4) Dans notre participation dans la CUP-CC, il faut continuer avec la position de fermeté dans l’exigence de la proclamation de la République Catalane, en évitant de ne céder ne serait-ce que sur une position et avec l’appel à la mobilisation populaire, en commençant par faire une proposition pour cette même semaine.

12/10/2017


  1. Carles Puigdemont : Président de la Generalitat de Catalogne depuis 2016 et membre du parti démocratique européen catalan (PDeCAT).

  2. Mariano Rajoy : Président du gouvernement espagnol depuis 2011 et membre de Parti Populaire (PP).

  3. ANC : Assemblée Nationale Catalane, est une association indépendantiste catalane dirigée par Jordi Sanchez depuis 2015.

  4. CDR : Comités de Défense du Referendum, impulsés par la CUP

  5. CUP-CC : La Candidature d’Unité Populaire (CUP) est une organisation politique « assembléiste » asamblearia, municipaliste, anticapitaliste et indépendantiste, écologiste et féministe.

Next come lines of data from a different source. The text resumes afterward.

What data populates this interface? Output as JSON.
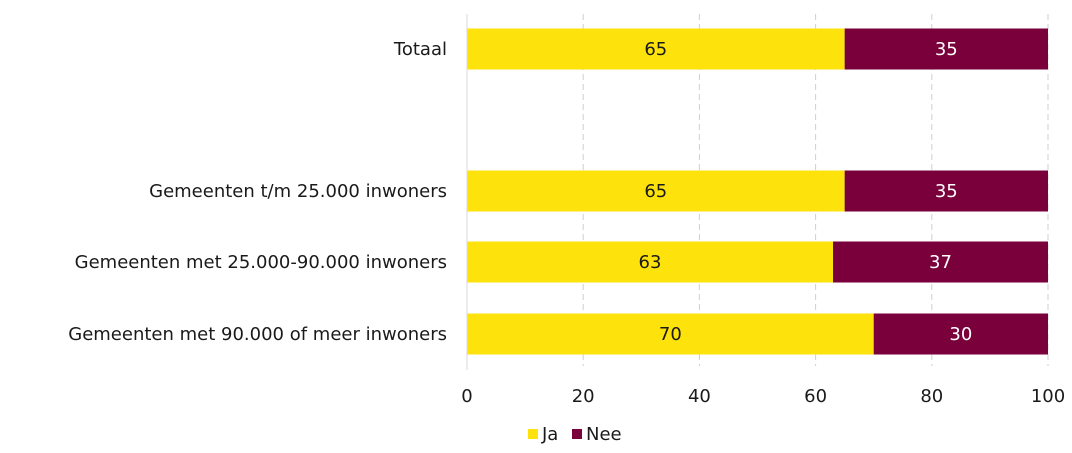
{
  "chart_data": {
    "type": "bar",
    "orientation": "horizontal",
    "stacked": true,
    "categories": [
      "Totaal",
      "",
      "Gemeenten t/m 25.000 inwoners",
      "Gemeenten met 25.000-90.000 inwoners",
      "Gemeenten met 90.000 of meer inwoners"
    ],
    "series": [
      {
        "name": "Ja",
        "color": "#FDE20C",
        "label_color": "#1a1a1a",
        "values": [
          65,
          null,
          65,
          63,
          70
        ]
      },
      {
        "name": "Nee",
        "color": "#7A003C",
        "label_color": "#ffffff",
        "values": [
          35,
          null,
          35,
          37,
          30
        ]
      }
    ],
    "xlim": [
      0,
      100
    ],
    "x_ticks": [
      0,
      20,
      40,
      60,
      80,
      100
    ],
    "grid": "vertical dashed",
    "legend": "bottom-center",
    "title": "",
    "xlabel": "",
    "ylabel": ""
  }
}
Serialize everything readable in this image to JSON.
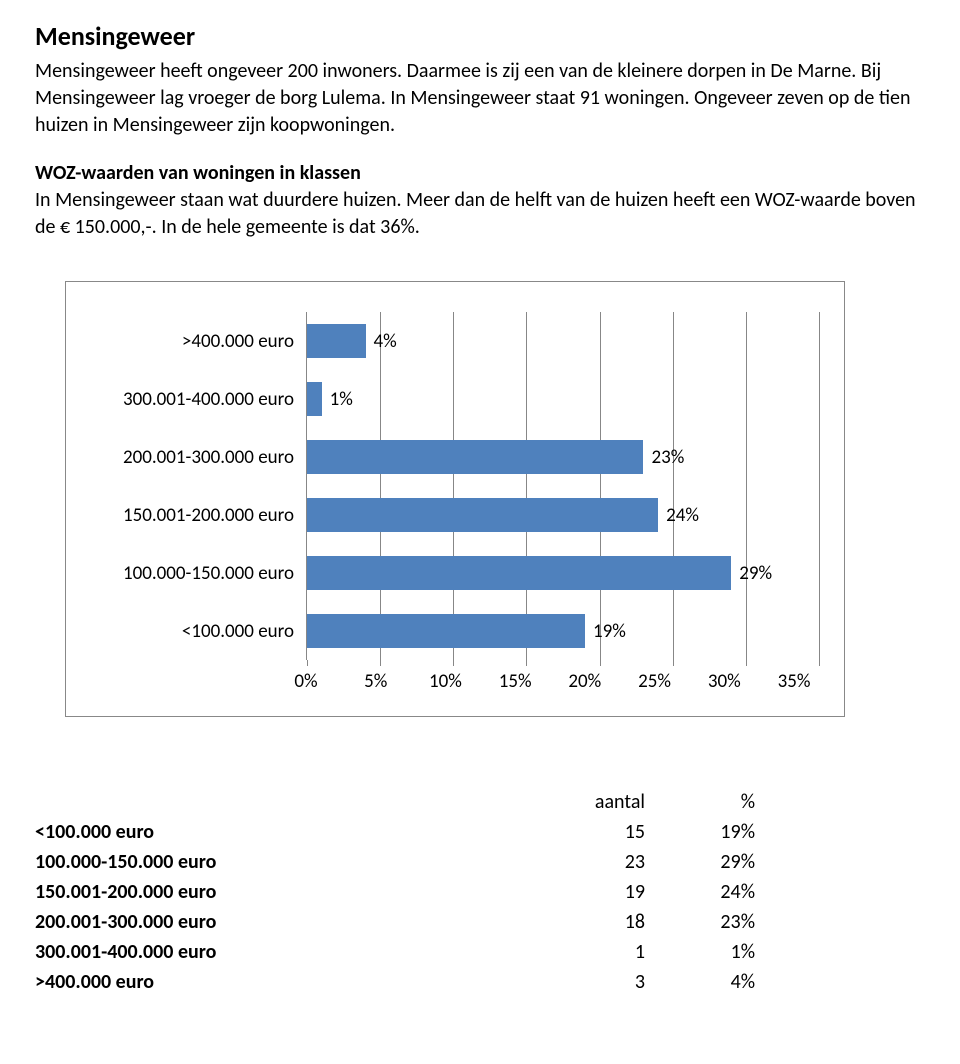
{
  "title": "Mensingeweer",
  "intro": "Mensingeweer heeft ongeveer 200 inwoners. Daarmee is zij een van de kleinere dorpen in De Marne. Bij Mensingeweer lag vroeger de borg Lulema. In Mensingeweer staat 91 woningen. Ongeveer zeven op de tien huizen in Mensingeweer zijn koopwoningen.",
  "subhead": "WOZ-waarden van woningen in klassen",
  "subtext": "In Mensingeweer staan wat duurdere huizen. Meer dan de helft van de huizen heeft een WOZ-waarde boven de € 150.000,-. In de hele gemeente is dat 36%.",
  "chart": {
    "type": "bar-horizontal",
    "bar_color": "#4f81bd",
    "grid_color": "#878787",
    "background_color": "#ffffff",
    "label_fontsize": 19,
    "xmin": 0,
    "xmax": 35,
    "xtick_step": 5,
    "xticks": [
      "0%",
      "5%",
      "10%",
      "15%",
      "20%",
      "25%",
      "30%",
      "35%"
    ],
    "categories": [
      ">400.000 euro",
      "300.001-400.000 euro",
      "200.001-300.000 euro",
      "150.001-200.000 euro",
      "100.000-150.000 euro",
      "<100.000 euro"
    ],
    "values": [
      4,
      1,
      23,
      24,
      29,
      19
    ],
    "value_labels": [
      "4%",
      "1%",
      "23%",
      "24%",
      "29%",
      "19%"
    ]
  },
  "table": {
    "header": {
      "col_count": "aantal",
      "col_pct": "%"
    },
    "rows": [
      {
        "label": "<100.000 euro",
        "count": "15",
        "pct": "19%"
      },
      {
        "label": "100.000-150.000 euro",
        "count": "23",
        "pct": "29%"
      },
      {
        "label": "150.001-200.000 euro",
        "count": "19",
        "pct": "24%"
      },
      {
        "label": "200.001-300.000 euro",
        "count": "18",
        "pct": "23%"
      },
      {
        "label": "300.001-400.000 euro",
        "count": "1",
        "pct": "1%"
      },
      {
        "label": ">400.000 euro",
        "count": "3",
        "pct": "4%"
      }
    ]
  }
}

  6. CCOO : Les Commissions Ouvrières,

  7. UGT : Union Générale des Travailleurs : proche du PSOE.

  8. Podemos : C’est un parti centriste petit bourgeois fonde en 2014

  9. TSJC Cour supérieure de justice de Catalogne :

  10. CSC : Confédération Syndicale Catalane

  11. FLA : Fonds de liquidité autonome

  12. LOMCE : Loi organique pour l’amélioration de l’éducation

  13. PP (Parti Populaire) : C’est un parti de droite issu du Franquisme. Il est fondé en 1989 par un ancien ministre Franquiste.

  14. Unionistas : Front anti indépendantiste qui va du parti populaire (PP), en passant par Citoyens et jusqu’au Parti Socialiste Catalan (PSC).